Schlag auf Schlag reihte sich dabei eine pointierte Botschaft des Politikers an die andere. „Gestern bin ich 260 Kilometer gefahren, ohne einen Kilometer Autobahn. Was für ein schönes Land! Warum tun wir uns eigentlich so schwer, auch mal stolz zu sein auf das eigene Land?
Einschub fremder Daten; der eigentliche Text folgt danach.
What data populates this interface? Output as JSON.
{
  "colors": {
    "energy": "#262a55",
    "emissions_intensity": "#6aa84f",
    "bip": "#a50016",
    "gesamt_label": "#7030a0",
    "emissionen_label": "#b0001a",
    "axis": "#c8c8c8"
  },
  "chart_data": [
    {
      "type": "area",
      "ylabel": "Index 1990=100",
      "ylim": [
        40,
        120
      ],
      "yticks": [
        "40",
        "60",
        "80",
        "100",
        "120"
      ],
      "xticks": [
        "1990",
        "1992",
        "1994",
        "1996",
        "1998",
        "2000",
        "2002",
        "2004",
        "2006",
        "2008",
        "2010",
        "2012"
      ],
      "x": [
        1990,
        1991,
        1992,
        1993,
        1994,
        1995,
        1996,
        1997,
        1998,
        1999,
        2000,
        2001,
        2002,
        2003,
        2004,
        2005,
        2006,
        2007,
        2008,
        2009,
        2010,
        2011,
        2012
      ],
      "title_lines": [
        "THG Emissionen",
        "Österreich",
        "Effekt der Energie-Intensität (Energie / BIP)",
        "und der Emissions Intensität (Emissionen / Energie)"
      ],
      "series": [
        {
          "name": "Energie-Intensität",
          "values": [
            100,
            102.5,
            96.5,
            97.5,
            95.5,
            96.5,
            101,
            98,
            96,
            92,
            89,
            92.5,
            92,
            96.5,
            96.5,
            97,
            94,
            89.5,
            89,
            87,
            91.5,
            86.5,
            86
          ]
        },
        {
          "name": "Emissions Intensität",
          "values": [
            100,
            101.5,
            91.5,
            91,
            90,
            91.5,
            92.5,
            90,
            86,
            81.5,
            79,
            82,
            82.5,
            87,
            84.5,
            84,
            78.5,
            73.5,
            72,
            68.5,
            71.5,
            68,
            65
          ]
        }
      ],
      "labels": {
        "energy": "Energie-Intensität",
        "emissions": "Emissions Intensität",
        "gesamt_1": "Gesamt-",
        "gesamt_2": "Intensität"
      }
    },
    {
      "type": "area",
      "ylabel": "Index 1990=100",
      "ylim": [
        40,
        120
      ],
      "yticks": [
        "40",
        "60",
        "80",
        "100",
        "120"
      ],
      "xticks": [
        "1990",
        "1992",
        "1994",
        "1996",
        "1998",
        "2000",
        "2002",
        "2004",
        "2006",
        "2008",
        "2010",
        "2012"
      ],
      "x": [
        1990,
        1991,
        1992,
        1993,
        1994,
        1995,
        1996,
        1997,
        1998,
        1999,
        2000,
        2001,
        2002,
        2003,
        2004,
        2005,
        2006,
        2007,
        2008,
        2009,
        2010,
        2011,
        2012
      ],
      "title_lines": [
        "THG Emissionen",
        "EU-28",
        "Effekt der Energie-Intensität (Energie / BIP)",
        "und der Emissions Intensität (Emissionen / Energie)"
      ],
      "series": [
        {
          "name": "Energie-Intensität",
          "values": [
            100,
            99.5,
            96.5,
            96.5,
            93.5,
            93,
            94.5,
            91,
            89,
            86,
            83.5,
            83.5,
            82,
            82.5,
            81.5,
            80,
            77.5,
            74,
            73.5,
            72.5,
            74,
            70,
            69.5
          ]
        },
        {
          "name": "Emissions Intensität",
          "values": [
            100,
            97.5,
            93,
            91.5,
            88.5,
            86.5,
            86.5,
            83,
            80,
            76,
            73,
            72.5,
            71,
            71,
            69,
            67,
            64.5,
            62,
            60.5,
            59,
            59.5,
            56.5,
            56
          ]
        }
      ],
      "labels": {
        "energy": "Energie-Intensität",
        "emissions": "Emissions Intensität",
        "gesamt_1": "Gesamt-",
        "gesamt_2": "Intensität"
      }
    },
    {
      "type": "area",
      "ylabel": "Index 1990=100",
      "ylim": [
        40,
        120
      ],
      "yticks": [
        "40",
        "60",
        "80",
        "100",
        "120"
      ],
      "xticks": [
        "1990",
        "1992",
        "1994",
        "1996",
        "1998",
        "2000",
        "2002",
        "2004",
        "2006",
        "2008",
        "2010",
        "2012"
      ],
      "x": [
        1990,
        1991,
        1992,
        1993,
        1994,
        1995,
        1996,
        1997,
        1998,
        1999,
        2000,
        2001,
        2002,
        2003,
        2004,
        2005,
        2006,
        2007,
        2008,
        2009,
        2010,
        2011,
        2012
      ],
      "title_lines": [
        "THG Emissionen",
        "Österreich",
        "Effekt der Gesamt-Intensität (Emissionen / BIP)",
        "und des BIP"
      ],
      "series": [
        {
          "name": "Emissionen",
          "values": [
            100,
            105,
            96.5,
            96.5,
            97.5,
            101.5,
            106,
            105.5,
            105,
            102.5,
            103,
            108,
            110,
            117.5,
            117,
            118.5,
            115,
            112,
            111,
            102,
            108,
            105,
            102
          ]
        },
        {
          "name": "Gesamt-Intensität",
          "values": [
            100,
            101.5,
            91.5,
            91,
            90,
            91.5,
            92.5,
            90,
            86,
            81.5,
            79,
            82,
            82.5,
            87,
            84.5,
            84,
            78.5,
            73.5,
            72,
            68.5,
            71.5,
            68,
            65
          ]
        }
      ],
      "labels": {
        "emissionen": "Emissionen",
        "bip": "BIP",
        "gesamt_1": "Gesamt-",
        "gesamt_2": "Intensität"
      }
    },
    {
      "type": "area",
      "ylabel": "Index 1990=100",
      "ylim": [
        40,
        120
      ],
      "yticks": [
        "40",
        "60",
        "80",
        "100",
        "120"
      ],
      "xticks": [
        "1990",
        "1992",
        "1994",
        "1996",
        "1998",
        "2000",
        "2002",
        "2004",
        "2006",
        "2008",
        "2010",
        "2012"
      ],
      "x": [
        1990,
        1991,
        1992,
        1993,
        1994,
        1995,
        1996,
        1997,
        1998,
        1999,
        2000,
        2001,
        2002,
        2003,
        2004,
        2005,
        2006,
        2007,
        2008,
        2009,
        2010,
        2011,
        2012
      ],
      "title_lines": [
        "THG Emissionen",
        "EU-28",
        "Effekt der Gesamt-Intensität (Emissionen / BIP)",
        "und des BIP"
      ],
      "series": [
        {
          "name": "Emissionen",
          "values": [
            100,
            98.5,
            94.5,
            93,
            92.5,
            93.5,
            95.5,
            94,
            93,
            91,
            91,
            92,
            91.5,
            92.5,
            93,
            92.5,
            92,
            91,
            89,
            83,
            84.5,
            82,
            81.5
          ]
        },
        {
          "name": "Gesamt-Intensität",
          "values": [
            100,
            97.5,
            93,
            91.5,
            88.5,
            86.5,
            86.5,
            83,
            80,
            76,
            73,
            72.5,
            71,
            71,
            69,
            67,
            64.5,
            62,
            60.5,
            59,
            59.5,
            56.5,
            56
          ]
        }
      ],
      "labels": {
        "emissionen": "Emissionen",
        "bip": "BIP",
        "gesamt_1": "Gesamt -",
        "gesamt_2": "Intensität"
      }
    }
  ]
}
Warum feiern wir eigentlich nicht viel fröhlicher unseren Nationalfeiertag?“ Bosbach erinnerte seine Zuhörer daran, wie unbeschwert die US-Amerikaner ihren Unabhängigkeitstag feiern und wie es ihnen die Franzosen in Erinnerung an den Sturm auf die Bastille gleichtun.

„Der Nationalismus hat viel Leid über Deutschland und Europa gebracht“

Er zeigte sich betrübt darüber, dass man sich immer noch schwer damit tue, die „gewaltige Gemeinschaftsleistung unseres Landes“, nämlich die Wiedervereinigung, unbefangen zu zelebrieren. Gleichzeitig warnte er davor, den Nationalismus mit dem Patriotismus zu verwechseln. „Der Nationalismus hat viel Leid über Deutschland und Europa gebracht. Nationalisten wollen wir nicht sein. Aber der Patriot erhebt sich nicht über andere, sondern er liebt sein Land.“ Tosender Applaus bekräftigten seine Worte.

„Der Schulz-Hype ist vorbei“

Danach ging er auf die Bundestagswahl am 24. September ein. „Es wird ein Kopf-an-Kopf-Rennen“, so Bosbach. Zum ersten Mal seit Jahrzehnten hätten sieben Parteien eine realistische Chance in den Deutschen Bundestag einzuziehen. „Wir haben gute Chancen die Wahl zu gewinnen, mit deutlichem Abstand vor der SPD – nicht mehr und nicht weniger.“ Trotzdem ließ es sich Bosbach nicht nehmen, gegen die SPD zu schießen: „Der Schulz-Hype ist vorbei“, so Bosbach selbstbewusst. „Ich habe mich übrigens immer gefragt, warum es den Hype überhaupt gegeben hat. Ich habe nur eine einzige Erklärung: Die Erleichterung in der SPD, dass nicht der Parteivorsitzende Sigmar Gabriel antritt, ist so groß, dass die sich sogar über Martin Schulz gefreut haben.“ Bosbachs Wunsch sei es, dass seine Partei unterscheidbar von den anderen Parteien bleibe. Man müsse die klare politische Alternative zu den Linksparteien sein, "denn wer den Zeitgeist heiratet, ist sehr schnell Witwe".

Zu eigenen Traditionen stehen

In der zweiten Hälfte seines Vortrags ging Bosbach auf globalpolitische Themen wie den Brexit ein, den er als Zäsur in der europäischen Geschichte auffasse. Zudem sprach er über die Beziehung zu den USA, den Arabischen Frühling, der längst zu einem Arabischen Herbst geworden sei sowie den Krieg und die humanitäre Katastrophe in Syrien. Im Zuge der Migrationswelle müsse man „höllisch aufpassen, dass wir keine Konflikte importieren.“ Auch zur Islam-Debatte in Deutschland nimmt Bosbach eine klare Stellung ein: „Ich kann den Satz, der Islam gehört zu Deutschland, nicht unterschreiben.“ So sei er gegen den Beitritt der Türkei in die EU, denn der Frieden in Europa basiere auf der Akzeptanz der Grenzen. Außerdem habe er Angst vor der Entchristianisierung Deutschlands. „Wir müssen zu unseren Traditionen stehen“, resümierte er.